The logic to these financing relationships is fairly simple. These singular institutions create market value by the very work they undertake. Giving them access to resources generated by that market value (e.g., current or projected taxes) or via corporations that stand to benefit (e.g., patient capitalization of development corporations) is not only smart but legitimate.

The question is: how do you, like Central Indiana and Northeast Ohio, elevate these models from single institutions to whole networks that make decisions and operate together? The answer is, unfortunately, it depends on your local constraints. What is clear that, in light of the massive federal investment coming into regions, many public and quasi-public institutions will now be building things or stimulating business formation and expansion that generate economic value. We need to extend the logic of innovative entities to whole networks involved in economic development, since networks are the key for communities to realize the full potential of their distinctive economies. Networks yield economic growth, increasing employment opportunities for a broad cross-section of workers and creating a strong fiscal base, which in turn enables local government to invest in services for local residents.

In the near term: funding networked governance, the backbone of smart metropolitan and regional economy shaping, should be an eligible (and even prioritized) activity of federal funding. Multi-year funding should give networks the stable platform they need to cohere partnerships and practice collaboration.

Over time: the virtuous cycle of job growth, value creation, enterprise formation, and tax generation should enable networked governance to be self-sustaining. Put another way, public institutions deploying investments now should think about ways to capture some of the value created by those investments and put them to public ends.

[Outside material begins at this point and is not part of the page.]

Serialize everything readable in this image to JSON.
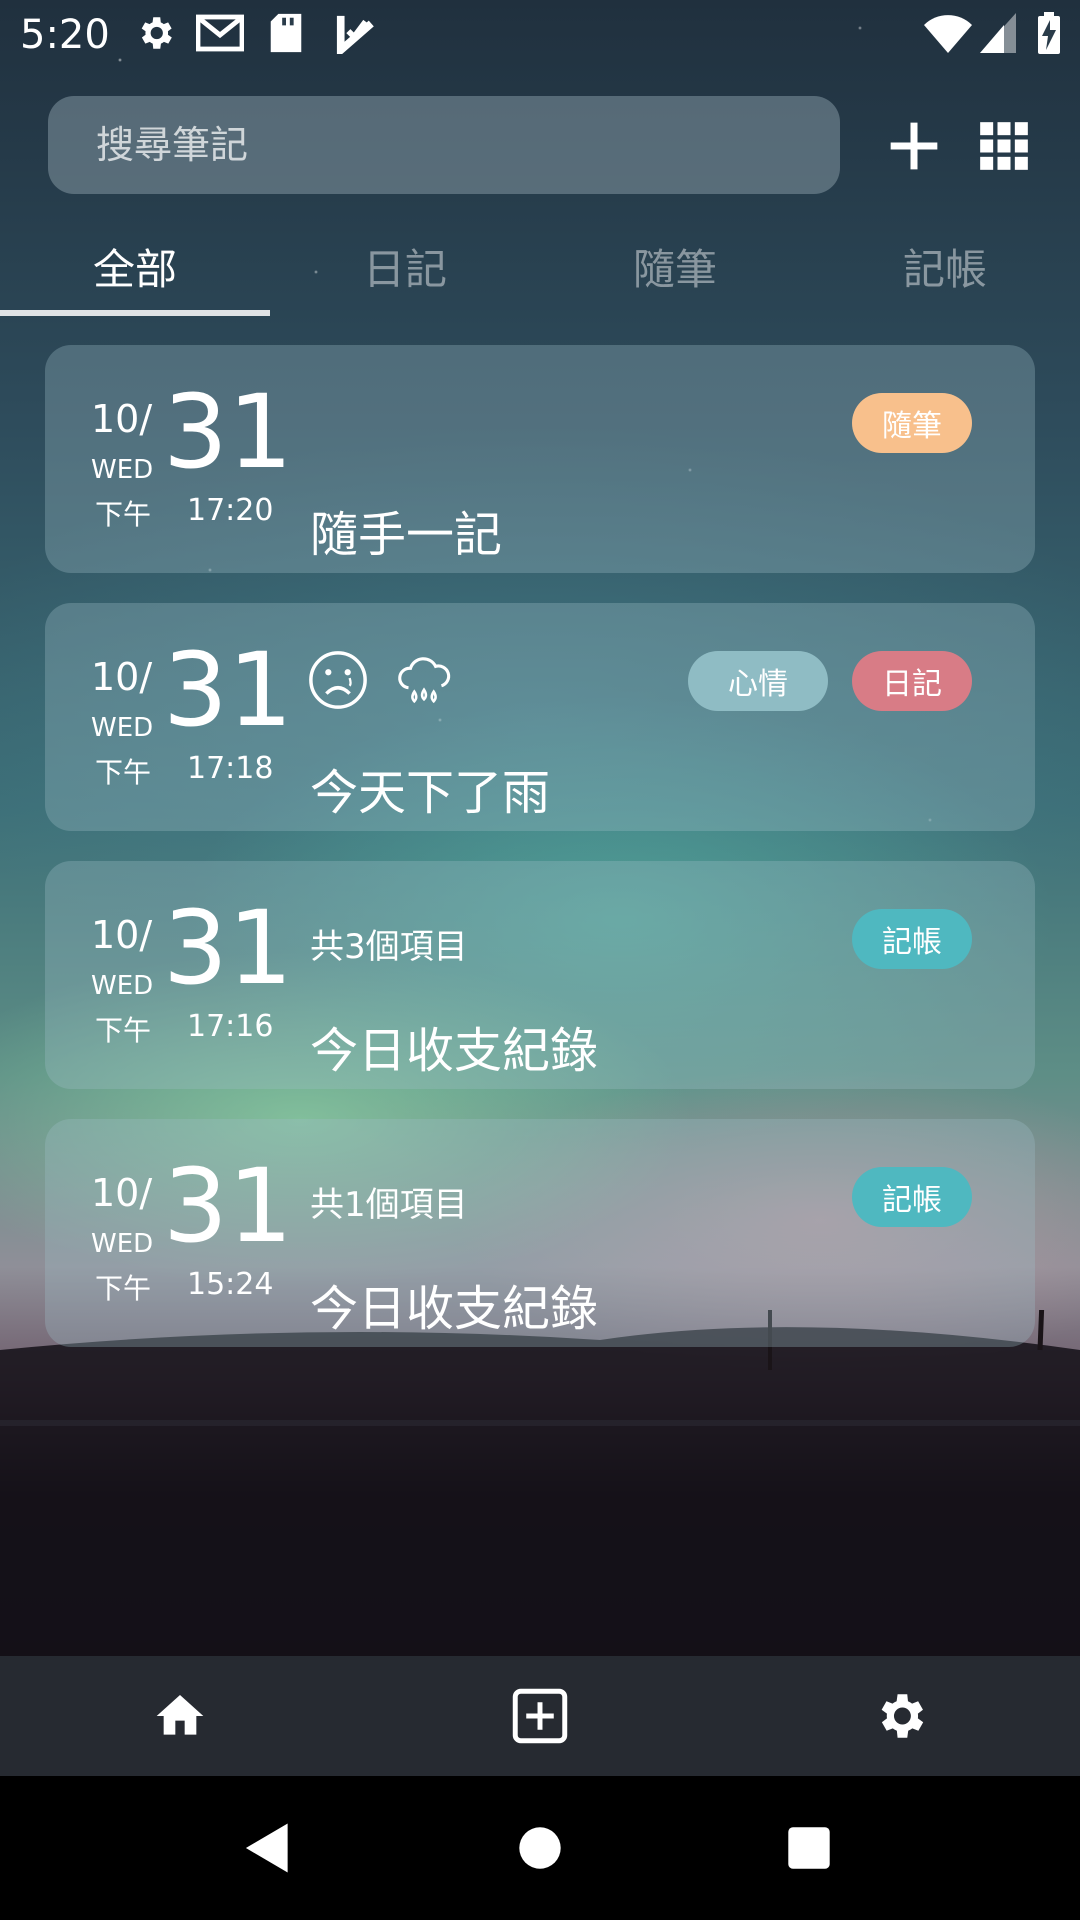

Many governments use tax increment financing (“TIF”) to forward fund infrastructure for community revitalization projects. As James Carras recently pointed out to us, Fort Lauderdale is intending to use a portion of TIF revenues to fund an entity that is revitalizing the historic Sistrunk neighborhood. This is a logical extension of current practices and underscores the fundamental point that public investment for economic development creates private wealth, and a share of this in-turn should fuel a virtuous cycle.

In some respects, we are borrowing the insights of Mariana Mazzucato who has long focused on the role publicly funded technological innovation has played in the scaling of many of the world’s biggest companies. We similarly focus on the market value that investments in advanced economic development create.

The evidence is clear: networks and networked governance are critical to the growth of the US industrial base. It’s time we move beyond the first order deployment of federal government appropriations and consider funding these networks thorough the market value they create. Given the huge volume of federal investments in innovation and infrastructure currently making their ways into local communities, now is the time to act!


Bruce Katz is the Founding Director, and Colin Higgins is the Deputy Director, of the Nowak Metro Finance Lab at Drexel University.